Pero el tigre se puso furioso porque creyó que el loro se reía
de él, y
además, como tenía a su vez hambre, se quiso comer al
pájaro hablador. Así
que le contestó:
— ¡Bue-no! ¡Acérca-te un po-co que soy sor-do!
El tigre no era sordo; lo que quería era que Pedrito se acercara
mucho
para agarrarlo de un zarpazo. Pero el loro no pensaba sino en
el gusto que
tendrían en la casa cuando él se presentara a tomar té
con leche con aquel
magnífico amigo. Y voló hasta otra rama más
cerca dei suelo.
— ¡Rica, papa, en casa! —repitió gritando cuanto podía.
— ¡Más cer-ca! ¡No oi-go! —respondió el tigre con su voz
ronca.
El loro se acercó un poco más y dijo:
— ¡Rico, té con leche!
— ¡Más cer-ca toda-vía! —repitió el tigre.
El pobre loro se acercó aún más, y en ese momento el tigre dio
un terrible
salto, tan alto como una casa, y alcanzó con la punta
de las uñas a Pedrito.
No alcanzó a matarlo, pero le arrancó todas
las plumas del lomo y la cola
entera. No le quedó una sola pluma en
la cola.
— ¡Tomá!—rugió el tigre—. Andá a tomar té con leche…

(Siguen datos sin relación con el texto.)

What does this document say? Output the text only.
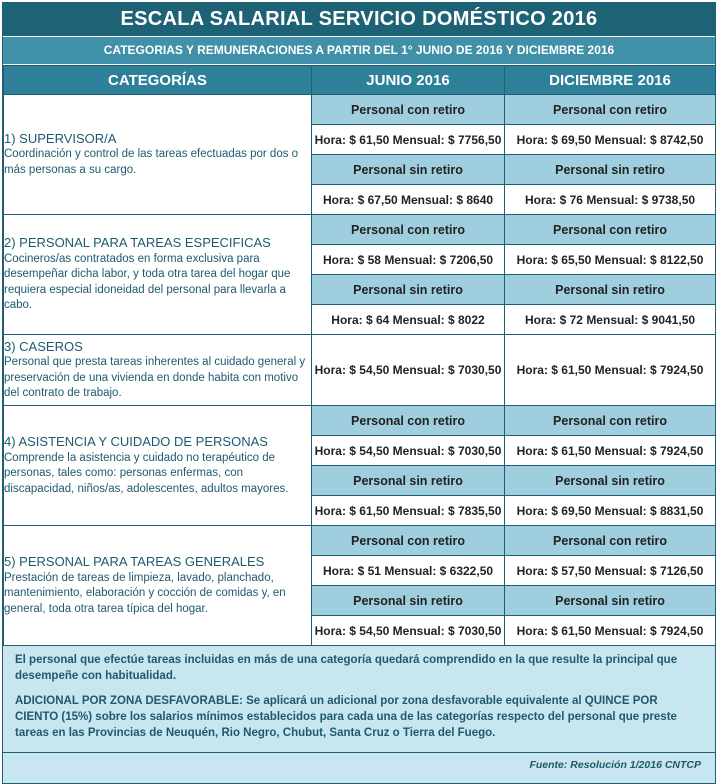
ESCALA SALARIAL SERVICIO DOMÉSTICO 2016
CATEGORIAS Y REMUNERACIONES A PARTIR DEL 1° JUNIO DE 2016 Y DICIEMBRE 2016
CATEGORÍAS	JUNIO 2016	DICIEMBRE 2016

1) SUPERVISOR/A
Coordinación y control de las tareas efectuadas por dos o más personas a su cargo.	Personal con retiro	Personal con retiro
	Hora: $ 61,50 Mensual: $ 7756,50	Hora: $ 69,50 Mensual: $ 8742,50
	Personal sin retiro	Personal sin retiro
	Hora: $ 67,50 Mensual: $ 8640	Hora: $ 76 Mensual: $ 9738,50

2) PERSONAL PARA TAREAS ESPECIFICAS
Cocineros/as contratados en forma exclusiva para desempeñar dicha labor, y toda otra tarea del hogar que requiera especial idoneidad del personal para llevarla a cabo.	Personal con retiro	Personal con retiro
	Hora: $ 58 Mensual: $ 7206,50	Hora: $ 65,50 Mensual: $ 8122,50
	Personal sin retiro	Personal sin retiro
	Hora: $ 64 Mensual: $ 8022	Hora: $ 72 Mensual: $ 9041,50

3) CASEROS
Personal que presta tareas inherentes al cuidado general y preservación de una vivienda en donde habita con motivo del contrato de trabajo.	Hora: $ 54,50 Mensual: $ 7030,50	Hora: $ 61,50 Mensual: $ 7924,50

4) ASISTENCIA Y CUIDADO DE PERSONAS
Comprende la asistencia y cuidado no terapéutico de personas, tales como: personas enfermas, con discapacidad, niños/as, adolescentes, adultos mayores.	Personal con retiro	Personal con retiro
	Hora: $ 54,50 Mensual: $ 7030,50	Hora: $ 61,50 Mensual: $ 7924,50
	Personal sin retiro	Personal sin retiro
	Hora: $ 61,50 Mensual: $ 7835,50	Hora: $ 69,50 Mensual: $ 8831,50

5) PERSONAL PARA TAREAS GENERALES
Prestación de tareas de limpieza, lavado, planchado, mantenimiento, elaboración y cocción de comidas y, en general, toda otra tarea típica del hogar.	Personal con retiro	Personal con retiro
	Hora: $ 51 Mensual: $ 6322,50	Hora: $ 57,50 Mensual: $ 7126,50
	Personal sin retiro	Personal sin retiro
	Hora: $ 54,50 Mensual: $ 7030,50	Hora: $ 61,50 Mensual: $ 7924,50

El personal que efectúe tareas incluidas en más de una categoría quedará comprendido en la que resulte la principal que desempeñe con habitualidad.

ADICIONAL POR ZONA DESFAVORABLE: Se aplicará un adicional por zona desfavorable equivalente al QUINCE POR CIENTO (15%) sobre los salarios mínimos establecidos para cada una de las categorías respecto del personal que preste tareas en las Provincias de Neuquén, Rio Negro, Chubut, Santa Cruz o Tierra del Fuego.

Fuente: Resolución 1/2016 CNTCP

El loro, gritando de dolor y de miedo, se fue volando, pero no
podía volar
bien, porque le faltaba la cola, que es como el timón
de los pájaros. Volaba
cayéndose en el aire de un lado para otro, y
todos los pájaros que lo
encontraban se alejaban asustados de aquel
bicho raro.
Por fin pudo llegar a la casa, y lo primero que hizo fue mirarse
en el
espejo de la cocinera. ¡Pobre, Pedrito! Era el pájaro más
raro y más feo que
puede darse, todo pelado, todo rabón y temblando
de frío. ¿Cómo iba a
presentarse en el comedor con esa figura? Voló
entonces hasta el hueco que
había en el tronco de un eucalipto y
que era como una cueva, y se escondió
en el fondo, tiritando de
frío y de vergüenza.
Pero entretanto, en el comedor todos extrañaban su ausencia:
— ¿Dónde estará Pedrito? —decían. Y llamaban—: ¡Pedrito! ¡Rica,
papa, Pedrito! ¡Té con leche, Pedrito!
Pero Pedrito no se movía de su cueva, ni respondía nada, mudo y
quieto.
Lo buscaron por todas partes, pero el loro no apareció.
Todos creyeron
entonces que Pedrito había muerto, y los chicos se
echaron a Llorar.
Todas las tardes, a la hora del té, se acordaban siempre del
loro, y
recordaban también cuánto le gustaba comer pan mojado en té
con leche.
¡Pobre, Pedrito! Nunca más lo verían porque había
muerto.
Pero Pedrito no había muerto, sino que continuaba en su cueva
sin
dejarse ver por nadie, porque sentía mucha vergüenza de verse
pelado como
un ratón. De noche bajaba a comer y subía en seguida.
De madrugada
descendía de nuevo, muy ligero, iba a mirarse en el
espejo de la cocinera,
siempre muy triste porque las plumas
tardaban mucho en crecer.
Hasta que por fin un día, o una tarde, la familia sentada a la
mesa a la
hora del té vio entrar a Pedrito muy tranquilo,
balanceándose como si nada
hubiera pasado. Todos se querían morir,
morir de gusto cuando lo vieron
bien vivo y con lindísimas
plumas.
— ¡Pedrito, lorito! —le decían—. ¡Qué te pasó, Pedrito! ¡Qué
plumas
brillantes que tiene el lorito!
Pero no sabían que eran plumas nuevas, y Pedrito, muy serio, no
decía
tampoco una palabra. No hacia sino comer pan mojado en té con
leche.
Pero lo que es hablar, ni una sola palabra.
Por eso, el dueño de casa se sorprendió mucho cuando a la mañana
siguiente el loro fue volando a pararse en su hombro, charlando
como un
loco. En dos minutos le contó lo que le había pasado; un
paseo al Paraguay,
su encuentro con el tigre, y lo demás; y
concluía cada cuento, cantando:
— ¡Ni una pluma en la cola de Pedrito! ¡Ni una pluma! ¡Ni una
pluma!
Y lo invitó a ir a cazar al tigre entre los dos.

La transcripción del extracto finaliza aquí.